"Oh," she replied, "he was more like himself than I have seen him for a long time—since he began to break down, in fact."
He turned his eyes from her face as she looked up at him, and as he did not speak she said suggestively, "You are thinking something you don't quite like to say, but I think I know pretty nearly what it is."
"Yes?" said John, with a query.
"You think he has had too much feminine companionship, or had it too exclusively. Is that it? You need not be afraid to say so."
"Well," said John, "if you put it 'too exclusively,' I will admit that there was something of the sort in my mind, and," he added, "if you will let me say so, it must at times have been rather hard for him to be interested or amused—that it must have—that is to say—"
"Oh, say it!" she exclaimed. "It must have been very dull for him. Is that it?"
"'Father,'" said John with a grimace, "'I can not tell a lie!'"
"Oh," she said, laughing, "your hatchet isn't very sharp. I forgive you. But really," she added, "I know it has been. You will laugh when I tell you the one particular resource we fell back upon."
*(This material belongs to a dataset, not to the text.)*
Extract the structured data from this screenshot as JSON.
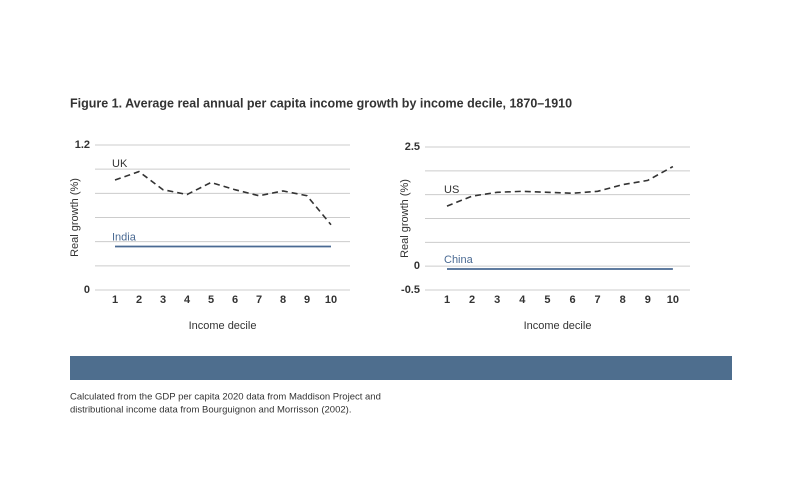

"Bid me to laugh, and I will laugh," said John.
"Euchre!" she said, looking at him defiantly. "Two-handed euchre! We have played, as nearly as I can estimate, fifteen hundred games, in which he has held both bowers and the ace of trumps—or something equally victorious—I should say fourteen hundred times. Oh!" she cried, with an expression of loathing, "may I never, never, never see a card again as long as I live!" John laughed without restraint, and after a petulant little moue she joined him.